Sénégal: Face aux dangers de la mer, des pêcheurs encouragent le port du gilet de sauvetage

Dakar — La sécurité en mer, un sujet d'une brûlante actualité avec la mort de deux pêcheurs tués par la foudre à Soumbédioune, est en cette période d'hivernage une question très prise au sérieux par certains pêcheurs de cette plage dakaroise, qui rappellent l'importance du port du gilet de sauvegate.

"L'Etat doit imposer le port du gilet de sauvetage et sanctionner en cas d'un non-respect par tout pêcheur allant en mer", lance Pape Ndiaye, trouvé parmi un groupe de jeunes pêcheurs au quai de pêche de Soumbédioune.

De la même manière que " l'Etat force à acheter les licences, impose le port du casque ou de la ceinture de sécurité à tout conducteur de motocycle ou de véhicule, il devrait nous imposer, à nous pêcheurs, le port du gilet de sauvetage et aussi nous sanctionner pour tout manquement".

Le jeune pêcheur estime qu'il y va de la sécurité des pêcheurs, "surtout en cette période d'hivernage où l'on enregistre le plus de morts et de disparus".

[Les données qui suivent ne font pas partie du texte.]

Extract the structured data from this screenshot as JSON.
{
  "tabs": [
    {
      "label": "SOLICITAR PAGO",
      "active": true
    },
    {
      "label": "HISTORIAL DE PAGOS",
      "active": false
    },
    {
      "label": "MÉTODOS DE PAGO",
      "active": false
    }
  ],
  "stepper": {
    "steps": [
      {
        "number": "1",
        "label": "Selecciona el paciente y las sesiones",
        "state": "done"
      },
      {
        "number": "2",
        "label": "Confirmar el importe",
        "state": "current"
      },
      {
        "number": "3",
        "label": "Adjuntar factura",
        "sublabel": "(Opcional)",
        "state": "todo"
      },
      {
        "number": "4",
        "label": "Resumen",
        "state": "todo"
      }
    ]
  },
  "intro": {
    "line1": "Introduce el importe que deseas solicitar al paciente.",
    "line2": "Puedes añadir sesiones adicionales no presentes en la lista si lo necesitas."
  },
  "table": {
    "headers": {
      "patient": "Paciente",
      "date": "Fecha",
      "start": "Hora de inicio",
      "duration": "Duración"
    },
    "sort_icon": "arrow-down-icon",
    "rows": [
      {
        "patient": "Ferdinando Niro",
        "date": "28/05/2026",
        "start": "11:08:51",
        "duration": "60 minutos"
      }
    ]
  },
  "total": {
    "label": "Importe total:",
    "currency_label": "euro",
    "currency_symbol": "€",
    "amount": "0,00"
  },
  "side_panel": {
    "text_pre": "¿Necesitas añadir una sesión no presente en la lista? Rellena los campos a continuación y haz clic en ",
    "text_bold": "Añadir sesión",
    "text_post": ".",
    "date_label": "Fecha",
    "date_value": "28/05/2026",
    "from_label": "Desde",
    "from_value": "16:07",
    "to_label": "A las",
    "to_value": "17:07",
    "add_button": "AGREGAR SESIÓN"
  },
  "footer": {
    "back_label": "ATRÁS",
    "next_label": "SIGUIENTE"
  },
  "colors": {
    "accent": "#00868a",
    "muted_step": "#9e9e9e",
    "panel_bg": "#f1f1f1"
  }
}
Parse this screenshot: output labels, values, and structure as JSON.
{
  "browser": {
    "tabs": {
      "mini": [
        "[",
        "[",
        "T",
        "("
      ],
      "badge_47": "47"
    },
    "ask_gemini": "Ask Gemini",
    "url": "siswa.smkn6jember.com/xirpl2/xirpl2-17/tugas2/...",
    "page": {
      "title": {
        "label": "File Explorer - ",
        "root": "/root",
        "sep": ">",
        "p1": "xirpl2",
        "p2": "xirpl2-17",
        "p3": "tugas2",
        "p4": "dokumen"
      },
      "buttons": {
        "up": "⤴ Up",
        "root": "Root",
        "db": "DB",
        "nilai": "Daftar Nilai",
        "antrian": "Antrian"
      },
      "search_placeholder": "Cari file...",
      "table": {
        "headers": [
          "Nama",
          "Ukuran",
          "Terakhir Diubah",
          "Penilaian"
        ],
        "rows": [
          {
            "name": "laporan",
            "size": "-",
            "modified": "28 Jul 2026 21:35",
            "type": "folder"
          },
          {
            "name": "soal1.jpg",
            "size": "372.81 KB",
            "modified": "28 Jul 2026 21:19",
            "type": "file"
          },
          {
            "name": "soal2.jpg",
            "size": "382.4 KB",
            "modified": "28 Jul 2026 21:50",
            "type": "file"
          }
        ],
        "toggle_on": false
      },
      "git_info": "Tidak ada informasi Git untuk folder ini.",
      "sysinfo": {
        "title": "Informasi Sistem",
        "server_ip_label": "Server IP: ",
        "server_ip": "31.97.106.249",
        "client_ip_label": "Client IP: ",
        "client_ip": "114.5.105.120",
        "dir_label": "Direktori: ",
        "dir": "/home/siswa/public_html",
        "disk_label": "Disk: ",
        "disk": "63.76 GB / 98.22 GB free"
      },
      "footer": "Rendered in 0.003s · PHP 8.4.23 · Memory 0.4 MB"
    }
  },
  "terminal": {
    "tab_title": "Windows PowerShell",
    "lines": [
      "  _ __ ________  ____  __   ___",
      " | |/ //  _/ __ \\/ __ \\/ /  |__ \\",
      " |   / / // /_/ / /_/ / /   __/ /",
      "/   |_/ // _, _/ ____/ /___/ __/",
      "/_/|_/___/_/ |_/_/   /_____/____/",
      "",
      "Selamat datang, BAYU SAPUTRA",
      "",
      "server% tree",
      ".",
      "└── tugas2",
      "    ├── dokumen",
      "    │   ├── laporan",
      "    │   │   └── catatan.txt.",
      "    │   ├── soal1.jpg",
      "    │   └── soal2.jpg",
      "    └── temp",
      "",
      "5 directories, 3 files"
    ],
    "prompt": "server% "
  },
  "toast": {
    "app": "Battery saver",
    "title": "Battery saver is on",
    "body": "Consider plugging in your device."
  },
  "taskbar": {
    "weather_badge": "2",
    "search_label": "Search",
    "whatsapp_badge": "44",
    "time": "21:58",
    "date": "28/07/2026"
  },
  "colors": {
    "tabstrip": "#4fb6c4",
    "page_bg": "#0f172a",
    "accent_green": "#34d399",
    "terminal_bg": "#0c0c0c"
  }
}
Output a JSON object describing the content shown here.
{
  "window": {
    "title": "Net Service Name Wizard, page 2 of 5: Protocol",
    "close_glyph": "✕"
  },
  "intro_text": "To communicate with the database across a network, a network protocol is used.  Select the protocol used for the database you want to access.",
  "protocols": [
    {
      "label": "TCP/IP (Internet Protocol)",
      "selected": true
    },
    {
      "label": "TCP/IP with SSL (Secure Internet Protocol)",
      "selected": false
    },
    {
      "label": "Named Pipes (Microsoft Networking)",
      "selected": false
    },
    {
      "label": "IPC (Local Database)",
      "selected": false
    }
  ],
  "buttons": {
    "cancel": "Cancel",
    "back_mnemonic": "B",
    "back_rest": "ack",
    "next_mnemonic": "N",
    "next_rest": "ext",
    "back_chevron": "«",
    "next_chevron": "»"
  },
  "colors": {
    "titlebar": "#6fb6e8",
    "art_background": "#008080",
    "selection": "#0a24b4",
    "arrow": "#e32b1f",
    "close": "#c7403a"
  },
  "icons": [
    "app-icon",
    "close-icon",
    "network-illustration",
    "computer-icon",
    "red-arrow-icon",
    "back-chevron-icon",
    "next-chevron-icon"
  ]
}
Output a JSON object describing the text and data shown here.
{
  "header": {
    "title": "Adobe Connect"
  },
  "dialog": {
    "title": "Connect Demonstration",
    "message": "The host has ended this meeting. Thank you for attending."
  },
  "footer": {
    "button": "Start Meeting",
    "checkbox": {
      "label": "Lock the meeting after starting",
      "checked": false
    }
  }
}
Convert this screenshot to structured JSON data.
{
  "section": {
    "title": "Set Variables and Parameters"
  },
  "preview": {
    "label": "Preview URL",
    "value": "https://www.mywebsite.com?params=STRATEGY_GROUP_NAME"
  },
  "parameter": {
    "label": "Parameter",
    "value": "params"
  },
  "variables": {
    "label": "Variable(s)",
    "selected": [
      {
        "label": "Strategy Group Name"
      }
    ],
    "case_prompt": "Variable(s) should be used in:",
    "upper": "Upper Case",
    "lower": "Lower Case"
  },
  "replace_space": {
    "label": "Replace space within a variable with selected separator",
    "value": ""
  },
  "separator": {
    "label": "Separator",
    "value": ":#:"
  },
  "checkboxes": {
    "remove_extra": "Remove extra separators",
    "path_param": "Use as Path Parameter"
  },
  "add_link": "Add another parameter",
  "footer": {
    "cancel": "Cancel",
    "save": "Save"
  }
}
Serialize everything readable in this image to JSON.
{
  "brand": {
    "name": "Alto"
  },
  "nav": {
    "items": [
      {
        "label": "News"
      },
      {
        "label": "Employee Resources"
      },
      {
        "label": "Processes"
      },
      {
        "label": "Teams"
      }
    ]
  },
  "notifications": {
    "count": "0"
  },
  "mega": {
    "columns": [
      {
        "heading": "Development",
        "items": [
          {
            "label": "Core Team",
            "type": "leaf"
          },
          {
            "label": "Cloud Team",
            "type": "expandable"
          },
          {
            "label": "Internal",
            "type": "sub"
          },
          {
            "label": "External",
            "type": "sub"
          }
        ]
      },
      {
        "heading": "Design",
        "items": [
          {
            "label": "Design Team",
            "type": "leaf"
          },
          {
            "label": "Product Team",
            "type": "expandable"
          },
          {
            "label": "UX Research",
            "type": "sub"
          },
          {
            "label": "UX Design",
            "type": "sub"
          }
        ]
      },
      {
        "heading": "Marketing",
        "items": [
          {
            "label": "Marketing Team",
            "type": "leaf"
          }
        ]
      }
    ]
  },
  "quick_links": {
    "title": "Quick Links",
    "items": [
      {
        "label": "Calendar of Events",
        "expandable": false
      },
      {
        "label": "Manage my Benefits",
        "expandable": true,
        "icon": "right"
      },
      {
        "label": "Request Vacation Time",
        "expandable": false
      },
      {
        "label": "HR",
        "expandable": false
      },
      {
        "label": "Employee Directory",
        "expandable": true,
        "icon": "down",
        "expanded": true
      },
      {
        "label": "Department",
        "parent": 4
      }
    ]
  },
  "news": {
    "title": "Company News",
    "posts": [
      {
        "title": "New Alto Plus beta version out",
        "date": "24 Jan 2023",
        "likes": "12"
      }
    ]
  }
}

"Il y a des pêcheurs qui vont en mer avec des gilets, d'autres sans gilets, alors que cela peut vous sauver la vie", renchérit-il. Pour lui, le gilet a cet avantage que même une fois mort, il permet de retrouver le corps de celui qui le portait.

Abdou Faye, un autre jeune du groupe, soutient que l'hivernage présente beaucoup plus de risques. "La mer est très dangereuse ; plusieurs pêcheurs ne peuvent y aller à cause des vents qui soufflent si fort, de la houle et de la pluie. Pendant hivernage, la mer est à éviter", martèle-t-il.

Alé Diouf, le président de la commission scientifique de la maison du pêcheur de Soumbédioune, estime qu"on ne peut pas blâmer l'Etat sur la question des gilets de sauvetage".

Il juge que ce serait une bonne chose de procéder à un contrôle du port du gilet de sauvetage et de sanctionner les pêcheurs qui n'en porteraient pas.

Il n'en estime pas moins que ce serait quelque chose de difficile à mettre en œuvre. Ceci étant, il préconise la poursuite de sensibilisation pour amener les pêcheurs à changer de comportement.

Pour lui, il est inexact de dire que "l'Etat ne nous a pas aidés sur la question des gilets de sauvetage". Il en veut pour preuve que "les gilets sont là, à la maison des pêcheurs".

Pour lui, le problème est qu'il y a des pêcheurs qui préfèrent acheter les boubous en bâche qui coûtent presque 60.000 francs, au lieu d'acheter un gilet de sauvetage qui coûte maintenant 2500 francs grâce à la subvention de l'Etat.

"Certains pécheurs prennent les dispositions nécessaires avec les nouvelles technologies en s'informant tout le temps à la radio ou par météo, par internet et par GPS aussi ; mais, il faut avouer que c'est un petit nombre de pêcheurs qui le fait", déplore-t-il.

Il indique que les pêcheurs n'ayant pas été à l'école, "n'écoutent ni la météo ni la radio". Selon lui, "ces gens-là n'attendent que l'heure qu'ils ont callée pour aller en mer et personne n'y peut rien".

"Je partage avec eux les informations qui nous viennent de l'ANACIM et pour cela, chaque matin, il y a un drapelet que j'attache pour indiquer l'état du temps et cela 24h/24", explique-t-il.

"Nous sommes souvent aidés et orientés par la marine sénégalaise qui pose des signaux d'indication et d'interdiction en mer. Mais là aussi, le malheur est que souvent il y a des pêcheurs qui ne les respectent pas", déclare pour sa part Ama Baldé, un jeune pêcheur d'origine guinéenne.

"Ni la marine, ni météo ne prennent mes besoins en charge. Alors si je ne vais pas en mer pour pêcher, je n'aurai rien pour subvenir à mes besoins. C'est pourquoi je vais en mer sans hésiter malgré tout", justifie-t-il.

Plus de 600 pirogues sont répertoriées à Soumbédioune. La pêche journalière mobilise à elle seule autour de 400 pirogues. Et le parc s'agrandit d'année en année, déclare le président de la commission scientifique de la maison du pêcheur.